窗外是另一栋住院楼的侧面,玻璃泛着一点冷光。
风把窗框震得微微响,他把手插进口袋,指尖蹭到那张折好的检查单。
时间似乎被拉长了。
一分钟像五分钟那么久。
他看了一眼墙上的电子钟,走廊尽头亮着红色数字:10:07。
有护士推着治疗车从他面前经过,车上的玻璃瓶轻轻撞在一起,发出一连串细碎的声音。
“这边让一下,谢谢。”护士礼貌地说。
“对不起。”沈向榆侧身。
治疗车过去之后,走廊短暂地安静了几秒。
然后,一个略显急促的女声从另一头传来——
“七零三床的家属在吗?”
“——许长昭的家属?”
这句话像一颗没来得及预告的子弹,从走廊那头直直打过来。
音节在白墙间弹了一圈,又非常清楚地撞进他耳朵里。
“许……长昭。

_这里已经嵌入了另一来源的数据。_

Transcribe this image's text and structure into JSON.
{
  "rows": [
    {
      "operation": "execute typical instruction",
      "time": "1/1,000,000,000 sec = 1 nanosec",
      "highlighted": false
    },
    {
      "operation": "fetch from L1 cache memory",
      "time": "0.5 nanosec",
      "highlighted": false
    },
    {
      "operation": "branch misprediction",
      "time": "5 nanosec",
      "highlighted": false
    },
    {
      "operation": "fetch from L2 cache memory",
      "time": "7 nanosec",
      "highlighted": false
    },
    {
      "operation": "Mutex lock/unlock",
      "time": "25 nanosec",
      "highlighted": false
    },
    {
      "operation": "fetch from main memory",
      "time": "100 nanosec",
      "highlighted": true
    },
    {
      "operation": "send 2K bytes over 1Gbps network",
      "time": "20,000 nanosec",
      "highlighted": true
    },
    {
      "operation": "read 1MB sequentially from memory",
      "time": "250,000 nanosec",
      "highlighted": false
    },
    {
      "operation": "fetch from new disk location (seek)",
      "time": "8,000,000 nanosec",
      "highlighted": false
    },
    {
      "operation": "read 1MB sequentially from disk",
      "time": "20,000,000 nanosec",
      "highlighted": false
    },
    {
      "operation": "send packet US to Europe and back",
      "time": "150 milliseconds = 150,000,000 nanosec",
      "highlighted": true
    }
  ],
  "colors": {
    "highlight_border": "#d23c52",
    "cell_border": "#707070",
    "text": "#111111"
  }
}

”
护士站前的笔顿了一下,又很快低头继续写东西:“七零三,通知家属配合一下签字。”
“好。”
声音散开,人来人往。
世界照常往前走。
只有沈向榆,整个人在那一瞬间僵住了。
心脏像被人突然攥紧一下,紧得发疼。
他很久没有在现实里听到过这个名字被完整喊出来了。
以前偶尔在梦里听见——
体育课点名,老师喊“许长昭”;
教务处叫人去办公室,“许长昭,沈向榆”;
还有那天雨里的操场边,有人喊他:“许——”
那些声音混在雨声里,到最后全部被他自己关掉。